Повествование развертывалось и текло под скрежетание и гул цеха, что доносились из-за стены. Кроме того, за забором на стройке рвали небольшие скалы, и взрывы, как особенно уместные знаки препинания, подобно пушечной пальбе, украшали и обогащали его речь.
V
Германские войска заняли город. Мышиного цвета шинели, стальные каски, заранее расписанные под постой квартиры, порядок как на кладбище, — обыватели принимали «спасителей», все еще морщась, ощущая неестественность того, что привитая во время войны массовая антипатия должна уступить место уважению и даже благодарности. Все же благодарность пересиливала военную прививку.

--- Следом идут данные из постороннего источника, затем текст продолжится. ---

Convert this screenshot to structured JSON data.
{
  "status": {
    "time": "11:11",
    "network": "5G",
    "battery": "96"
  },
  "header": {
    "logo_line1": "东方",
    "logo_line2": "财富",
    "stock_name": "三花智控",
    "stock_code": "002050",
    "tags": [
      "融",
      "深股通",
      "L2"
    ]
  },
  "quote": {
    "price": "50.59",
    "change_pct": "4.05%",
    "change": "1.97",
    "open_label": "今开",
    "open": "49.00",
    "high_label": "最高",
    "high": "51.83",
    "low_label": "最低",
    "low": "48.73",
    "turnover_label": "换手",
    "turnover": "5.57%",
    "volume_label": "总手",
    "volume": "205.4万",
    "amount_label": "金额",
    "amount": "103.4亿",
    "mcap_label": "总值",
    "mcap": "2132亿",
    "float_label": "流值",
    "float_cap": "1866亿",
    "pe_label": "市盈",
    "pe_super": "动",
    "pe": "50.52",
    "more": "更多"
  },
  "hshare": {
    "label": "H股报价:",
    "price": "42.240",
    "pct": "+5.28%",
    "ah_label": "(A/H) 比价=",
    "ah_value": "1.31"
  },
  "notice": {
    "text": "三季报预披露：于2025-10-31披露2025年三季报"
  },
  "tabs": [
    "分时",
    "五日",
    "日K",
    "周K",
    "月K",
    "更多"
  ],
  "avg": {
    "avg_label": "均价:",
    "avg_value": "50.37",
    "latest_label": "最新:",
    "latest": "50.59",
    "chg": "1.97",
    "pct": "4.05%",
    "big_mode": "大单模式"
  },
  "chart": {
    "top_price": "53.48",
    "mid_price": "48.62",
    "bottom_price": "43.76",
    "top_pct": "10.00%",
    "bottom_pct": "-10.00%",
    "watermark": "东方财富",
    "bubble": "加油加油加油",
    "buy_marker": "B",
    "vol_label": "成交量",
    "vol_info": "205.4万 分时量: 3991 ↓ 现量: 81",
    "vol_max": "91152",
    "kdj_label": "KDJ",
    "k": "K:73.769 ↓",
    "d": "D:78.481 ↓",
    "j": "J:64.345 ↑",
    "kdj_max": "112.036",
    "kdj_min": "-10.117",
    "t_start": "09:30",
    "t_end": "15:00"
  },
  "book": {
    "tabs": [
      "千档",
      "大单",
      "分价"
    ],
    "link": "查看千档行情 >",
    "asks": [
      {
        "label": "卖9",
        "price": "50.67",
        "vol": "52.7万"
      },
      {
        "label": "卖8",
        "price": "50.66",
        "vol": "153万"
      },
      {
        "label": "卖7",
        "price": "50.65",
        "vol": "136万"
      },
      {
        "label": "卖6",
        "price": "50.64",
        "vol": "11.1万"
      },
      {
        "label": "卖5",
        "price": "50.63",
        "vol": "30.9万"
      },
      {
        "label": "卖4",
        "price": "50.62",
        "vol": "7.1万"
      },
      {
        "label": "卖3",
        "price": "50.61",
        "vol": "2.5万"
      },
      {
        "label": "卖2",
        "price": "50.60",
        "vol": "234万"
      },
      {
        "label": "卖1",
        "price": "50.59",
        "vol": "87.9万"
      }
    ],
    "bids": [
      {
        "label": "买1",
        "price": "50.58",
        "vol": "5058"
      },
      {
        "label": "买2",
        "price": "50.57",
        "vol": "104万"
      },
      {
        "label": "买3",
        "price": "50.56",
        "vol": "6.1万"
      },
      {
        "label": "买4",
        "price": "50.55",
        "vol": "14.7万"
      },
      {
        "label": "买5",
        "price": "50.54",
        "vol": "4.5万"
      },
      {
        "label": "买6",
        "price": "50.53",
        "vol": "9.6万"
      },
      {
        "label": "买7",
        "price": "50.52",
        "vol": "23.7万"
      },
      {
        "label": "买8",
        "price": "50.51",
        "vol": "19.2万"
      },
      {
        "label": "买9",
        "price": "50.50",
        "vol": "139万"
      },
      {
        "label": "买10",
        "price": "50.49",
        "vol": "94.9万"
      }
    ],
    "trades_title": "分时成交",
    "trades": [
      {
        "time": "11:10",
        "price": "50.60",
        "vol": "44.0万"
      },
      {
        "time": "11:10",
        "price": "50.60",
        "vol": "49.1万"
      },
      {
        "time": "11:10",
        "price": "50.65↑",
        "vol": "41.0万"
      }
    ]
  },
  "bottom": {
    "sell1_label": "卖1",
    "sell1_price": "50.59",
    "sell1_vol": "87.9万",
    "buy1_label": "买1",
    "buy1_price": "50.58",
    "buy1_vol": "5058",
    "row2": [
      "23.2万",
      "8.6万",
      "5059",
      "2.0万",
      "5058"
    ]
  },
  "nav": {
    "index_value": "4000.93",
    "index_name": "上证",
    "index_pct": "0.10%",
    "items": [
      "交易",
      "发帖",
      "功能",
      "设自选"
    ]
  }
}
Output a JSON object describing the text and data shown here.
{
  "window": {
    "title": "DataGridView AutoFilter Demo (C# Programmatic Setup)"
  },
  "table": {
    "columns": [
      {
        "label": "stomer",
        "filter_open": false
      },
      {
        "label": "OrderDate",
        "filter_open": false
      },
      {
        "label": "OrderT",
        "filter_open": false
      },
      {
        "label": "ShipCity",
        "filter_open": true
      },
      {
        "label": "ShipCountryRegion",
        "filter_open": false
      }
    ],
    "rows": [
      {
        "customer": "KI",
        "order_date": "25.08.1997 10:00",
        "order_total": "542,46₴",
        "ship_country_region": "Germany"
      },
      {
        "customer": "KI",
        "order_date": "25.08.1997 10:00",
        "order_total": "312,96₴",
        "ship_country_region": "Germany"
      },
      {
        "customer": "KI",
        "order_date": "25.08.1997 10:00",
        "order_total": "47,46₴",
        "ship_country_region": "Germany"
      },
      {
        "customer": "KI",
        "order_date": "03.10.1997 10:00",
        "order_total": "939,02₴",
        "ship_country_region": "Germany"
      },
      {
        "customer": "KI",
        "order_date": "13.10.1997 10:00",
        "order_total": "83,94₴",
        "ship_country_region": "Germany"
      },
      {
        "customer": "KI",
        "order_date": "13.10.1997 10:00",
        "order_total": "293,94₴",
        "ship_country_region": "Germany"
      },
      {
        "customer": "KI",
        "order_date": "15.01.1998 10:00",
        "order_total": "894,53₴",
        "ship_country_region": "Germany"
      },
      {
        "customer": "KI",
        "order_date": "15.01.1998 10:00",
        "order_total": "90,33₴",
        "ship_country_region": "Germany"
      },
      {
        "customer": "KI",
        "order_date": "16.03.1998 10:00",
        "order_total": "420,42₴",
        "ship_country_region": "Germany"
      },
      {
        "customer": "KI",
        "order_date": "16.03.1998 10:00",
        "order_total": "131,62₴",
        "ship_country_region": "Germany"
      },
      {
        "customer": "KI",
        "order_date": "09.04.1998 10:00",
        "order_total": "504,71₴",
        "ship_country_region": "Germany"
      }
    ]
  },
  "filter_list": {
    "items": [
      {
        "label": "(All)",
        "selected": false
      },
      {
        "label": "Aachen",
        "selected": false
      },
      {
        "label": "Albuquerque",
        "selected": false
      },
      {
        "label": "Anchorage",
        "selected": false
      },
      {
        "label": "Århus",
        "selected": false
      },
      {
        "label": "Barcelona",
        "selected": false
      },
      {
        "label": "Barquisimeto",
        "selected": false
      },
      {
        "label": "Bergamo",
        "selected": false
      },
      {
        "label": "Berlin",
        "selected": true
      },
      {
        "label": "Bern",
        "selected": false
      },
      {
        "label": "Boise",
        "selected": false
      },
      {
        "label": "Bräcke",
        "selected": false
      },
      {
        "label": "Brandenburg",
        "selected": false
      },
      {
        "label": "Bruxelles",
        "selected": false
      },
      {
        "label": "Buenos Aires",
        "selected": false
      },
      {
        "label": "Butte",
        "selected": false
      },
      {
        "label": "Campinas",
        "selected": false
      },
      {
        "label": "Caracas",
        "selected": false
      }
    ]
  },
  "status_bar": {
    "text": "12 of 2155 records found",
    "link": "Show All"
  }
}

Уже через несколько часов уличные мальчишки научились грозно поднимать руку, выкрикивая «хальт» и «ферботен», на базаре заторговали вязаным шелковым бельем, мёрковским кокаином, перочинными ножами — фабричная марка «два человечка» — со множеством лезвий и приспособлений. Гражданская власть, предоставленная «созидательным классам общества», тут же начала бороться с большевизмом… «для которого, — писала местная «Заря», — в нашем городе нет настоящей почвы, как, впрочем, и во всей России это лишь наносное явление». Тут автор передовицы явно прерывал привычное течение мысли, ведущее к намекам о немецких деньгах и запломбированных вагонах со шпионами кайзера. Сейчас эти песни были не к сезону.
Павлушин на только что полученном паровозе — до этого он ездил помощником машиниста — вел отступавший к северу эшелон Красной Армии, ядро будущей знаменитой дивизии Николадзе, и задержался на станции С. Гражданская война в те времена еще жила понятиями империалистического фронта, главной условностью которого была неприкосновенность невоюющей части населения, и Павлушин обеспокоился о судьбе жены и детей лишь тогда, когда встретил на станции Досекина, который сообщил, что эвакуировал своих на бронированном поезде и только что посадил в составленный на С. пассажирский поезд, направляющийся через Курск в Москву. Грозная эпидемия может валить по всей стране десятки тысяч жертв, но именно потому, что жертв много, она кажется столь же далекой, как землетрясение или ураган под тропиками. Но если зараза коснется знакомого дома, все опасности ее становятся ощутимо близки. Как только Павлушин узнал, что его друг и приятель Досекин вывез семью из занятого немцами города, он понял, что эта новая война не знает неприкосновенных частей населения и не только может надолго разлучить его с женой и детьми, но и грозит им насилием и самой смертью, как близким большевика. Было еще неясно, как развернутся военные действия в районе, — это была опять новая особенность настоящей войны, в противоположность только что оконченной, где фронт никогда не прерывался и был ломаной линией, разделяющей враждебные силы, а не плоскостью, рассекавшей их теперь горизонтально по всей территории охваченной революцией страны, — и Павлушин выхлопотал разрешение комитета отряда, после чего поехал на паровозе по пустынной, как заброшенный проселок, дороге. Он остановил машину у замершего депо. Рабочие бастовали, бросили все и ушли, некому даже было удивиться его прибытию мимо закрытого семафора, а на станцию он решил не заходить и быстро переулками и проходными дворами побежал домой.